Dia-não
Afonso Loureiro
Há dias que não deviam existir. Começam mal e não se endireitam nem por nada. Ficamos com a sensação de que desperdiçámos uma dádiva.
Tudo começa com a festa no terraço de um dos prédios da vizinhança. Aqui, as festas só estão completas quando há muitas colunas grandes e amplificadores monstruosos a vomitar batuques a volumes desumanos. Acreditamos convictamente que alguém anda a experimentar técnicas de demolição por pressão sonora.
Animou festas de outros tempos
As vidraças tremem, os copos dançam na mesa e os espelhos reflectem não só a luz, mas também o som que vem lá de longe. Pum, pum, pum.

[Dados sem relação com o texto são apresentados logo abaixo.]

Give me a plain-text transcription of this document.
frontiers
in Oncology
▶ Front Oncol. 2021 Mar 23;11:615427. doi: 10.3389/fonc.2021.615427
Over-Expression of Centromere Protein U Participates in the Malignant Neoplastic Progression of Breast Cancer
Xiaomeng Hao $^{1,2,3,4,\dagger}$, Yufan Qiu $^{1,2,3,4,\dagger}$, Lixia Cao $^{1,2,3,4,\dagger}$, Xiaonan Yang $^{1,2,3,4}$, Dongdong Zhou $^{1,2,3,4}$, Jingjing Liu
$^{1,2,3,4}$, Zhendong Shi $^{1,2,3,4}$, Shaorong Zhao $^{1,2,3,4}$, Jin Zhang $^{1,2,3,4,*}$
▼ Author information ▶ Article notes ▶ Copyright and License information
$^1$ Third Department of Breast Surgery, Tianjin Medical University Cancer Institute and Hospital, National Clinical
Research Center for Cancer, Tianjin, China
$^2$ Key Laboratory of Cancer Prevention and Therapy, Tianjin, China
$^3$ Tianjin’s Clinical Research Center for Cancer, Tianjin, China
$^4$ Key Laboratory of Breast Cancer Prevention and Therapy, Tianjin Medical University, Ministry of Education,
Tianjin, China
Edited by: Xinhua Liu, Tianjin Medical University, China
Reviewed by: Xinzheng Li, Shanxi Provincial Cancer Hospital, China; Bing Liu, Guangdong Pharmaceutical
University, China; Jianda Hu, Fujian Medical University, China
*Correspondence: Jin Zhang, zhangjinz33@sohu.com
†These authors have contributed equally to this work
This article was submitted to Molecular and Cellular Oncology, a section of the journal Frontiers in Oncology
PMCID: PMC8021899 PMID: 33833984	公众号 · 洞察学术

As horas passam e a música vai variando de ritmo, mas as pancadas continuam. Adivinhamos o zumbido nos ouvidos dos que estão na festa, mas percebemos que esta é uma música táctil, que deve ser sentida no esqueleto e nas carnes. As orelhas servem para segurar os óculos de sol que, mesmo de noite, são fundamentais.
Do outro lado da casa, onde está o quarto, o som não chega directamente. Há, pelo menos, três planos onde é reflectido em direcção à cama. As pancadas secas sentidas na cozinha são agora empurrões arrastados e distorcidos que massam os ouvidos e o corpo.
O fim da noite aproxima-se, mas a música continua. Quatro da manhã e ainda não há sinais de que a festa esteja parar acabar. As pequenas pausas entre as músicas fazem a pressão nos ouvidos desaparecer, como se alguém nos tirasse um dedo da orelha. Mas logo a seguir regressa. Lá para as cinco da manhã acaba. Silêncio, finalmente.
Adormecemos para, cinco minutos depois, passar a primeira mota barulhenta. Muito gostam estes gajos de andar a dar aceleradelas inúteis!
Os planos feitos de véspera de acordar cedo são cancelados com voz entaramelada. Em vez das sete, partimos às dez. Ainda falta abastecer o carro, mas fazêmo-lo pelo caminho.
A estrada para Viana continua em obras. Os condutores insistem em formar cinco filas onde só passa uma. Vão-se espremendo a toques de embraiagem, tentando não cair nos buracos mais fundos que decoram a estrada. Buzinadelas e acelerações furiosas com o carro desengatado.
Contorna buraco, mergulha na lama
Duas horas depois, chega-se a Viana, a doze quilómetros. Filas demasiado grandes nas bombas até lá. A última hipótese, a caminho de Catete, já não tem gasolina. A luz da reserva acendeu e não vale a pena arriscar ir até Catete e descobrir que também estão a seco. O dia está perdido. Regressamos à capital. Perdemos três quartos de hora para abastecer numa bomba menos concorrida perto do Palanca.
Entramos em casa derrotados. A viagem de lavar a alma e esquecer Luanda por umas horas, revelou-se um banho no que há de pior da cidade: trânsito, trânsito, trânsito!
A seguir choveu…
Luanda debaixo de chuva
Há dias assim, mas não é só aí! É por todo o lado, a Lua tem dias que acorda para o lado errado e decide enfernizar a vida a toda a gente. São os chamados “dias difíceis” e a Lua é uma gaja…
Desesperante…
Planos furados…:/
Agora fez-me lembrar as leis de Murphy: “Tudo leva mais tempo do que todo o tempo que você tem disponível.”